Im Mittelpunkt der Tätigkeiten stehen verhaltensbezogene Maßnahmen wie Konzepte für den Gefahrfall, Unterweisungen, persönliche Schutzausrüstungen und die Gestaltung von Arbeitsplätzen und Arbeitsstätten, die Gestaltung von Arbeitsorganisation oder Arbeitszeit wird dagegen eher nicht oder nur mit geringer Intensität wahrgenommen. SiFas sehen ihre Kompetenzdefizite insbesondere in den Handlungsfeldern: Psychische Belastungen, Ermittlung von Gesundheitsfaktoren, Alternsgerechte Arbeitsgestaltung, Teilhabe Behinderter am Arbeitsprozess und bei der Physische Fehlbeanspruchung. Insgesamt ist das Wirken der Fachkräfte für Arbeitssicherheit noch immer geprägt von den „klassischen“ Gefährdungen und einer techniknahen Perspektive.

Mehr Wirksamkeit der Fachkräfte durch Einbezug ins Management

Die Wirksamkeit ihres Handels schätzen die Fachkräfte für Arbeitssicherheit in der Studie, von der Gesetzlichen Unfallversicherung in Auftrag gegeben, mittelmäßig positiv ein. Intensives Kümmern um die Gefährdungsbeurteilung steigert die Wirksamkeit der SiFa-Tätigkeit. Ebenso wirkt sich ein regelmäßiger Kontakt zur Geschäftsleitung und eine gute Sicherheits- und Gesundheitskultur positiv auf die Wirksamkeit aus. Fachkräfte, die zielgerichtet und kooperativ arbeiten und sich mit ihrer Tätigkeit identifizieren, schätzen sich als erfolgreicher ein als andere.

Hinweis:
Will ein Betrieb einen breiten Nutzen des Arbeits- und Gesundheitsschutzes erreichen, sollte er die Sicherheitsfachkraft stärker an Strategie-, Planungs- und Managementtätigkeiten teilhaben lassen.

Wahl der Betreuungsform: Intern oder extern beauftragen?

Die Wahrnehmung der Aufgaben kann durch angestellte Fachkräfte wahrgenommen werden oder durch freiberufliche Fachkräfte oder überbetriebliche Dienste.

Für eine interne Beauftragung spricht, dass die SiFa den Betrieb kennt und sehr schnell konkrete Gefährdungen und Maßnahmen erkennen kann. Darüber hinaus ergeben sich aus dem Arbeitsschutzgesetz weitreichende Aufgaben hinsichtlich der Systematisierung des betrieblichen Arbeits- und Gesundheitsschutzes und seiner Integration in das Management (Gefährdungsbeurteilung, Beschaffung, Erste Hilfe, Brandschutz, Verhalten in Notfällen, Unterweisungen), die von einer internen SiFa gegebenenfalls besser betreut werden kann.

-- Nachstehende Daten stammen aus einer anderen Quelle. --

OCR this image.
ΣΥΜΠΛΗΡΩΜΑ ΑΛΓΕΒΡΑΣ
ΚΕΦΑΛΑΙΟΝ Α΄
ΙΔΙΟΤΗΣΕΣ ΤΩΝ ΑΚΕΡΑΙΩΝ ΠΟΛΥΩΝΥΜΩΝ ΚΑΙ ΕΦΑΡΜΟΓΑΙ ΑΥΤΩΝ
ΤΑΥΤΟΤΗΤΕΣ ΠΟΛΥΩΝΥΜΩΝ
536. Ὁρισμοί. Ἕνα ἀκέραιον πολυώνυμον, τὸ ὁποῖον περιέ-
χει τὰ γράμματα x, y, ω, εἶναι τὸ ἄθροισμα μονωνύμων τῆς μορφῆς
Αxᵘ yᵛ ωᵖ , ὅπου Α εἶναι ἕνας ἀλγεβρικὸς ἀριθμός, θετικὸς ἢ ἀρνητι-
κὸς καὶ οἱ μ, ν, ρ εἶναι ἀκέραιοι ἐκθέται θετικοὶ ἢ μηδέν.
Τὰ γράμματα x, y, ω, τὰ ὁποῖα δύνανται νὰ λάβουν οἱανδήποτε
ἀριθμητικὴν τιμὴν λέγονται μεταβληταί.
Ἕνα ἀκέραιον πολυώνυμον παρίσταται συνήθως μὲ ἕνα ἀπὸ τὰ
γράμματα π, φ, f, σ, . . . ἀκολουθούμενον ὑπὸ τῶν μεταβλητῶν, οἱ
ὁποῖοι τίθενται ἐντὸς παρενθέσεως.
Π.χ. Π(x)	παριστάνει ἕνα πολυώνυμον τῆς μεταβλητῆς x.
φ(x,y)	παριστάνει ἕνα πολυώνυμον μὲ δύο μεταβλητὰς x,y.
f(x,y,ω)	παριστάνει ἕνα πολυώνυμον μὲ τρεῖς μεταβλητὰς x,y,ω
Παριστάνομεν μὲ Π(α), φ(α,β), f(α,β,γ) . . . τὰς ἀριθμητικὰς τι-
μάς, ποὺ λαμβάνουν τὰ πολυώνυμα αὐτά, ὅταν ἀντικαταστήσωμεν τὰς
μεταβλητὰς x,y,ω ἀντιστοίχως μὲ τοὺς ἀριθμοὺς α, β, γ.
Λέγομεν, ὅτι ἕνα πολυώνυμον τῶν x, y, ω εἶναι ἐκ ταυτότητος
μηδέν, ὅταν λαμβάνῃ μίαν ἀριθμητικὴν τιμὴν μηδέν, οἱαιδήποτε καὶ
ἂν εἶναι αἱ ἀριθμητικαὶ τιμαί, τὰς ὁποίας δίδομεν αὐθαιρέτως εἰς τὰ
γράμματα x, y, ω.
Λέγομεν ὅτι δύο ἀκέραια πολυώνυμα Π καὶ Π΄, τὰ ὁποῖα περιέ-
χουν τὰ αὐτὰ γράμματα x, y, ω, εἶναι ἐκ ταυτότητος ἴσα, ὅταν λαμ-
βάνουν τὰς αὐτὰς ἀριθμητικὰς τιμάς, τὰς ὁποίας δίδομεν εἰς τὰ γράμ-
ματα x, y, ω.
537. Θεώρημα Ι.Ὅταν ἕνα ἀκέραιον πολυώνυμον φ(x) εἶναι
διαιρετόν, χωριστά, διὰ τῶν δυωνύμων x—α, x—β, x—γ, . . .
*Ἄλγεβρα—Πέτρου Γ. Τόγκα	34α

Für die Beauftragung einer externen Fachkraft spricht die betriebliche Unabhängigkeit und Neutralität in der Beurteilung von Gefährdungspotenzialen. Diese lässt einen sachlicheren Umgang mit der Materie erwarten, "blinde Flecken", die durch jahrelanges Arbeiten im betrieblichen Sozialgefüge entstehen können, lassen sich möglicherweise vermeiden. Andererseits ist eine externe SiFa von vielen internen Kommunikationsprozessen ausgeschlossen und abhängig von den vereinbarten Zeitbudgets. Dies kann ihre Wirksamkeit behindern.

Die Entscheidung, ob intern oder extern beauftragt werden soll, bedarf in jedem Fall einer gründlichen Abwägung. Der Europäische Gerichtshof hat im Übrigen darauf verwiesen, dass es eine Rangfolge in der Betreuungsform gibt: 1. interne SiFa, 2.externe freiberufliche SiFa, 3. überbetrieblicher Dienst.

Qualitätsanforderungen an Dienstleister

Zu den Qualitätsanforderungen an sicherheitstechnische Dienstleister gehören der Fachkundenachweis, regelmäßige Weiterbildungen, Ausstattung mit erforderlichen Messgeräten, Kooperationsverhalten, Erfahrungsaustausch, Erfahrungen in Schulung/Moderation und Präsentation. Auch ein Sicherheitsingenieur gehört dazu. Der Anbieter sollte ein Qualitätsmanagement-Zertifikat haben. Die Gesellschaft für Qualität im Arbeitsschutz vergibt Gütesiegel.